MALMÖ, Suède — Kurt Krickler, 65 ans, n’est pas juif et n’a aucun lien personnel avec Israël. Et pourtant, jeudi soir, il a fait la queue pour entrer à la Malmö Arena pour la deuxième demi-finale du Concours Eurovision de la chanson, drapé dans un drapeau israélien.

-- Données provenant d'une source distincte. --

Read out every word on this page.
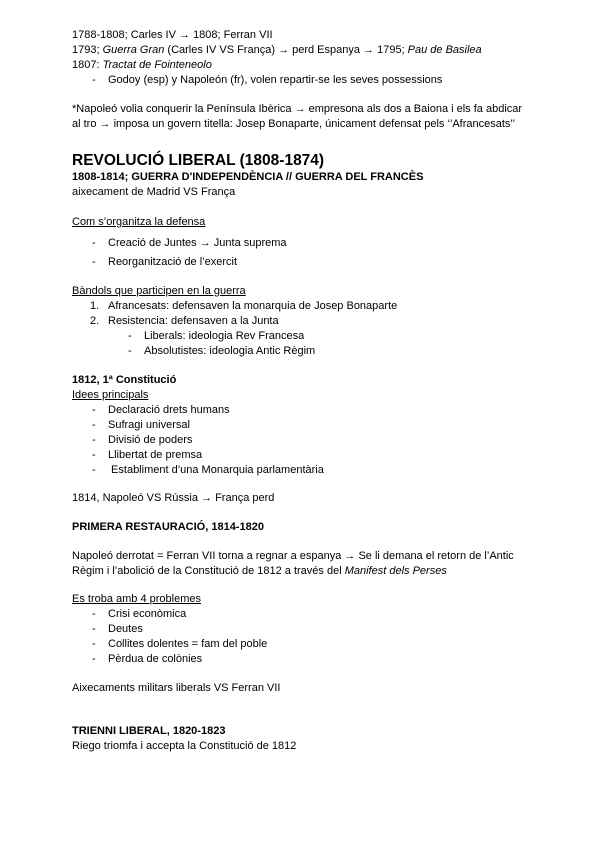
1788-1808; Carles IV → 1808; Ferran VII
1793; Guerra Gran (Carles IV VS França) → perd Espanya → 1795; Pau de Basilea
1807: Tractat de Fointeneolo
- Godoy (esp) y Napoleón (fr), volen repartir-se les seves possessions
*Napoleó volia conquerir la Península Ibèrica → empresona als dos a Baiona i els fa abdicar
al tro → imposa un govern titella: Josep Bonaparte, únicament defensat pels ‘’Afrancesats’’
REVOLUCIÓ LIBERAL (1808-1874)
1808-1814; GUERRA D'INDEPENDÈNCIA // GUERRA DEL FRANCÈS
aixecament de Madrid VS França
Com s’organitza la defensa
- Creació de Juntes → Junta suprema
- Reorganització de l’exercit
Bàndols que participen en la guerra
1. Afrancesats: defensaven la monarquia de Josep Bonaparte
2. Resistencia: defensaven a la Junta
- Liberals: ideologia Rev Francesa
- Absolutistes: ideologia Antic Règim
1812, 1ª Constitució
Idees principals
- Declaració drets humans
- Sufragi universal
- Divisió de poders
- Llibertat de premsa
- Establiment d’una Monarquia parlamentària
1814, Napoleó VS Rússia → França perd
PRIMERA RESTAURACIÓ, 1814-1820
Napoleó derrotat = Ferran VII torna a regnar a espanya → Se li demana el retorn de l’Antic
Règim i l’abolició de la Constitució de 1812 a través del Manifest dels Perses
Es troba amb 4 problemes
- Crisi econòmica
- Deutes
- Collites dolentes = fam del poble
- Pèrdua de colònies
Aixecaments militars liberals VS Ferran VII
TRIENNI LIBERAL, 1820-1823
Riego triomfa i accepta la Constitució de 1812
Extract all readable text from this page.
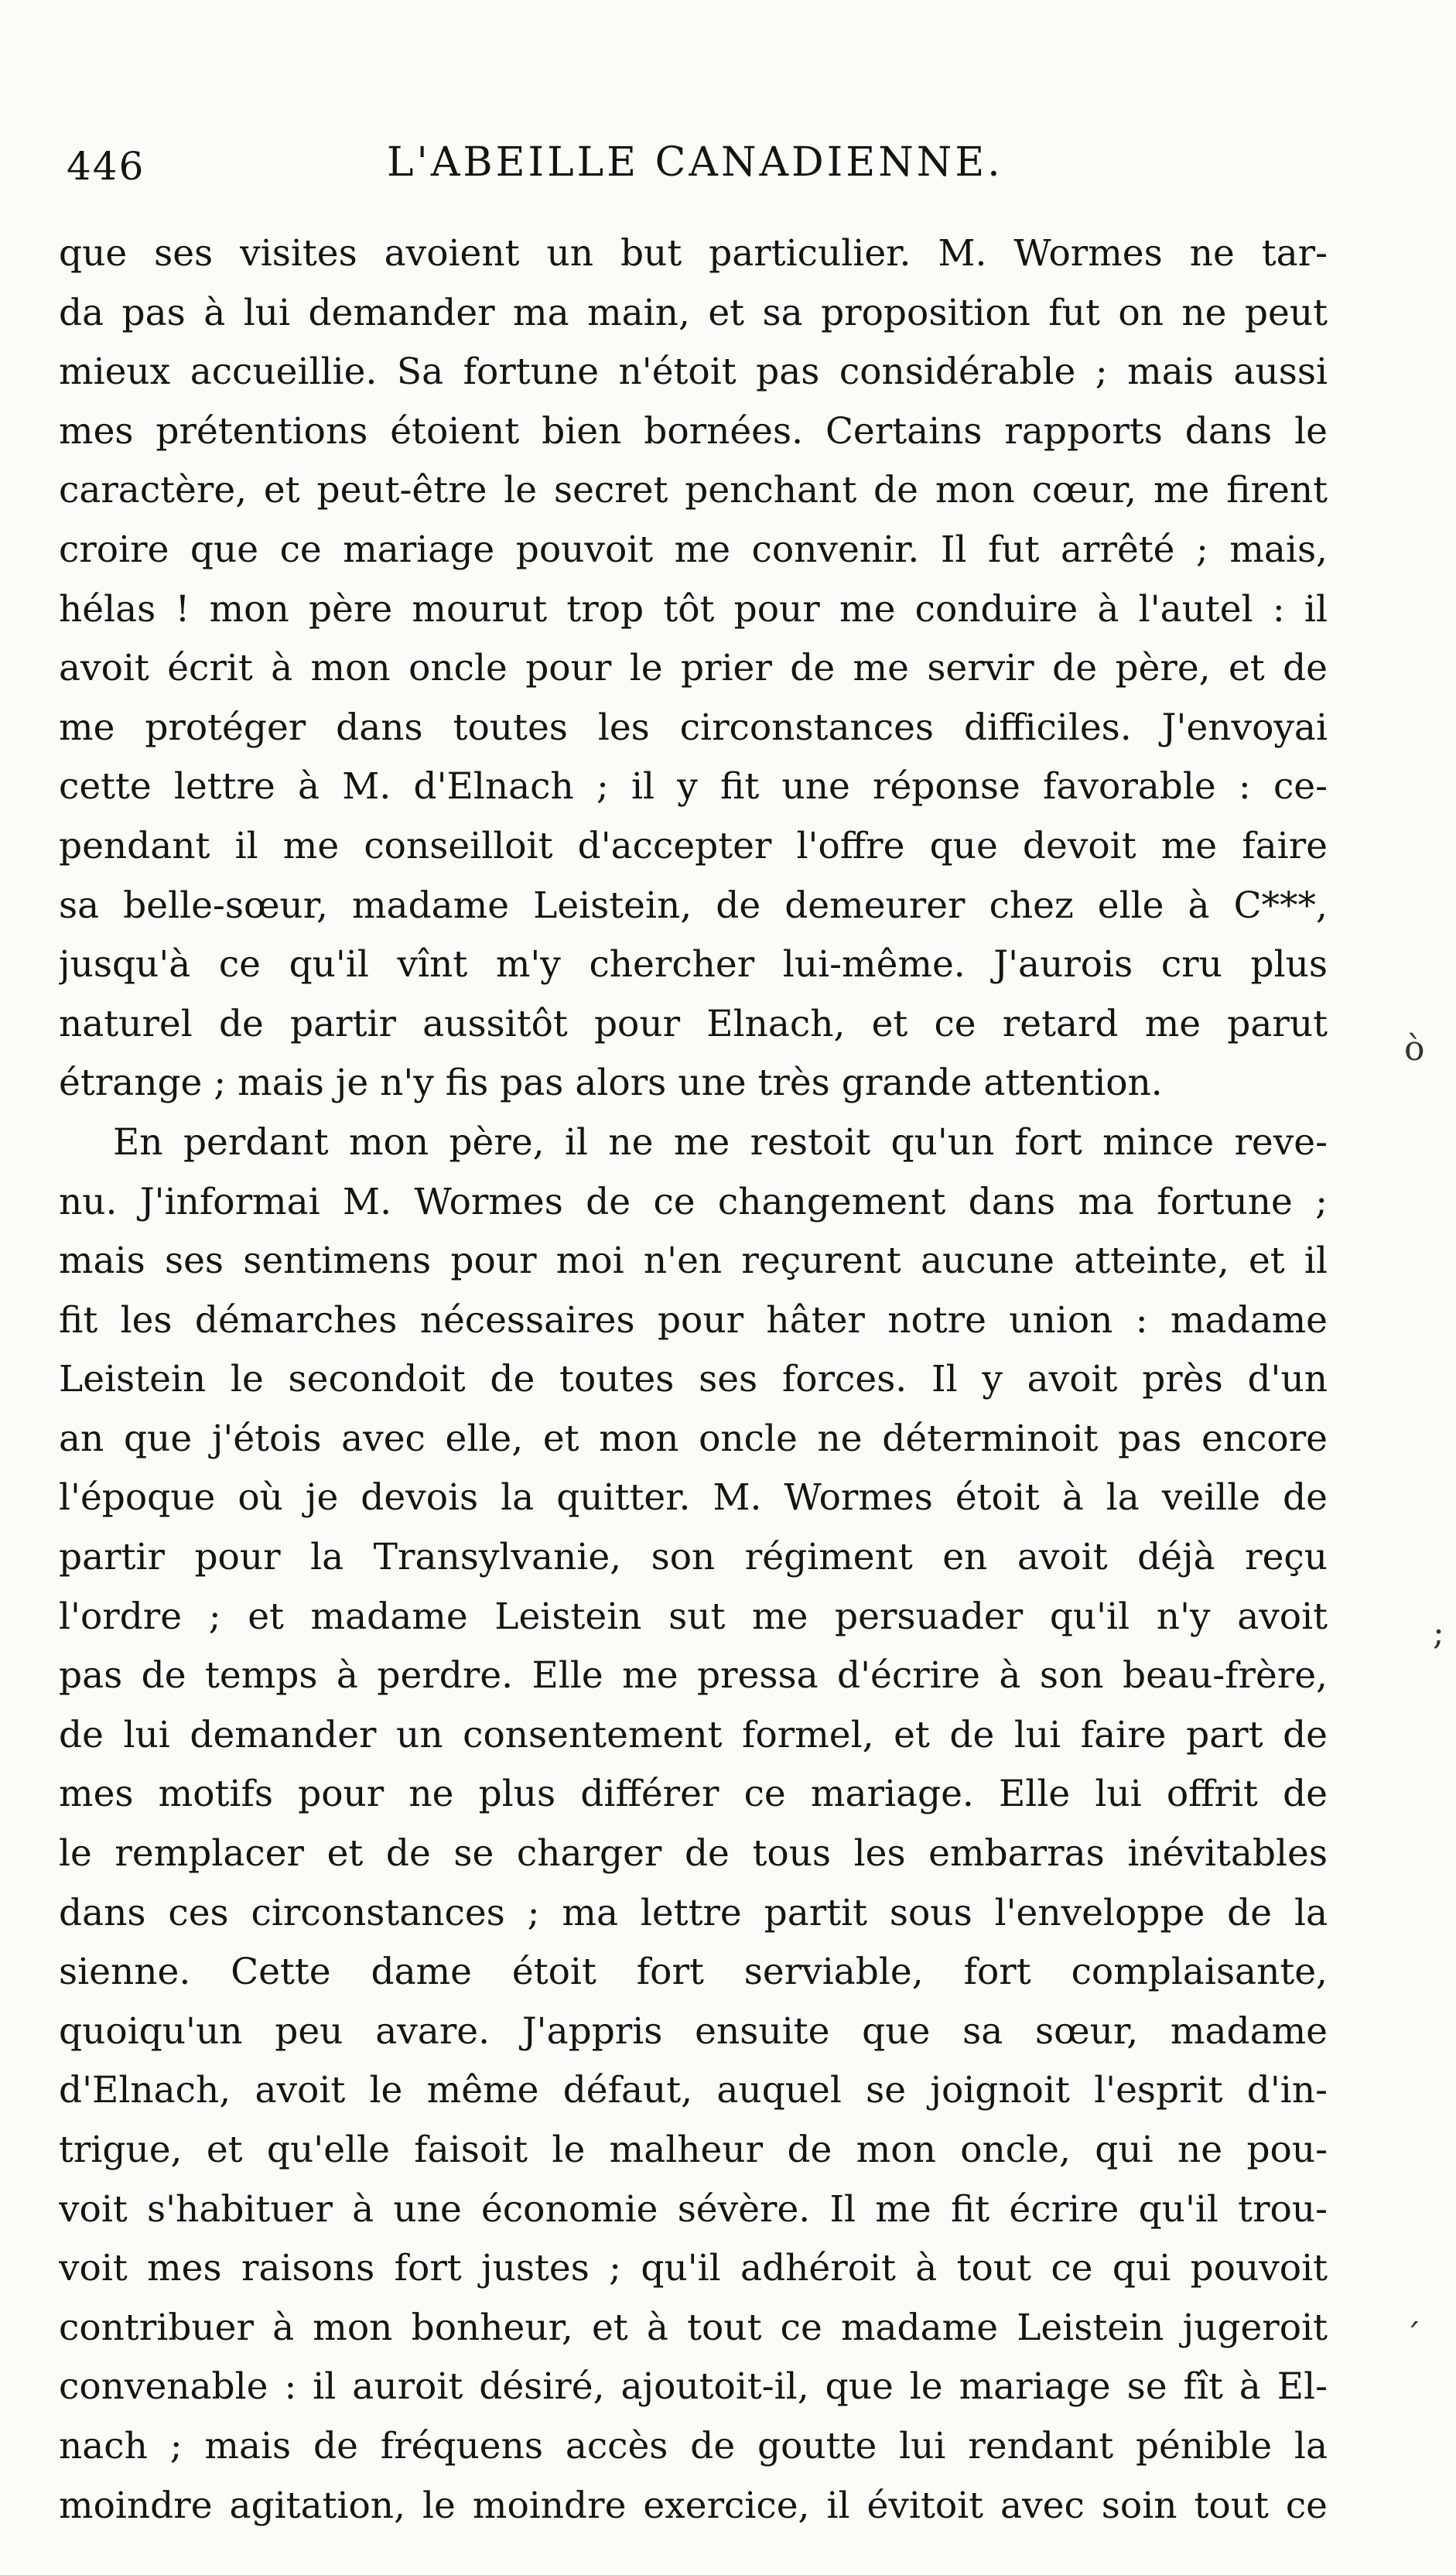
446	L'ABEILLE CANADIENNE.
que ses visites avoient un but particulier. M. Wormes ne tar-
da pas à lui demander ma main, et sa proposition fut on ne peut
mieux accueillie. Sa fortune n'étoit pas considérable ; mais aussi
mes prétentions étoient bien bornées. Certains rapports dans le
caractère, et peut-être le secret penchant de mon cœur, me firent
croire que ce mariage pouvoit me convenir. Il fut arrêté ; mais,
hélas ! mon père mourut trop tôt pour me conduire à l'autel : il
avoit écrit à mon oncle pour le prier de me servir de père, et de
me protéger dans toutes les circonstances difficiles. J'envoyai
cette lettre à M. d'Elnach ; il y fit une réponse favorable : ce-
pendant il me conseilloit d'accepter l'offre que devoit me faire
sa belle-sœur, madame Leistein, de demeurer chez elle à C***,
jusqu'à ce qu'il vînt m'y chercher lui-même. J'aurois cru plus
naturel de partir aussitôt pour Elnach, et ce retard me parut
étrange ; mais je n'y fis pas alors une très grande attention.
En perdant mon père, il ne me restoit qu'un fort mince reve-
nu. J'informai M. Wormes de ce changement dans ma fortune ;
mais ses sentimens pour moi n'en reçurent aucune atteinte, et il
fit les démarches nécessaires pour hâter notre union : madame
Leistein le secondoit de toutes ses forces. Il y avoit près d'un
an que j'étois avec elle, et mon oncle ne déterminoit pas encore
l'époque où je devois la quitter. M. Wormes étoit à la veille de
partir pour la Transylvanie, son régiment en avoit déjà reçu
l'ordre ; et madame Leistein sut me persuader qu'il n'y avoit
pas de temps à perdre. Elle me pressa d'écrire à son beau-frère,
de lui demander un consentement formel, et de lui faire part de
mes motifs pour ne plus différer ce mariage. Elle lui offrit de
le remplacer et de se charger de tous les embarras inévitables
dans ces circonstances ; ma lettre partit sous l'enveloppe de la
sienne. Cette dame étoit fort serviable, fort complaisante,
quoiqu'un peu avare. J'appris ensuite que sa sœur, madame
d'Elnach, avoit le même défaut, auquel se joignoit l'esprit d'in-
trigue, et qu'elle faisoit le malheur de mon oncle, qui ne pou-
voit s'habituer à une économie sévère. Il me fit écrire qu'il trou-
voit mes raisons fort justes ; qu'il adhéroit à tout ce qui pouvoit
contribuer à mon bonheur, et à tout ce madame Leistein jugeroit
convenable : il auroit désiré, ajoutoit-il, que le mariage se fît à El-
nach ; mais de fréquens accès de goutte lui rendant pénible la
moindre agitation, le moindre exercice, il évitoit avec soin tout ce
ὸ
;
ˊ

« C'est juste une question de solidarité », a déclaré Krickler. « C'est la seule raison pour laquelle je suis venu ici. » Krickler, qui vit à Vienne, a décidé de venir à l’Eurovision la semaine dernière, « à cause de toute cette attitude agressive envers la participation israélienne ici ».

« Ce n'est pas acceptable », a déclaré Krickler. « Alors je me suis dit : pourquoi ne pas y aller ?

L'attitude agressive notée par Krickler s'est manifestée à Malmö pendant une grande partie de jeudi, à commencer par un manifestation pro-palestinienne qui a traversé la ville en fin d’après-midi. Les manifestants ont déployé des fusées éclairantes vertes et rouges pour le drapeau palestinien et brandi des pancartes et des banderoles : « Les paillettes ne cachent pas le génocide », « 14 000 enfants morts », « Israël Ut Ur Eurovision » – « Israël hors de l’Eurovision ».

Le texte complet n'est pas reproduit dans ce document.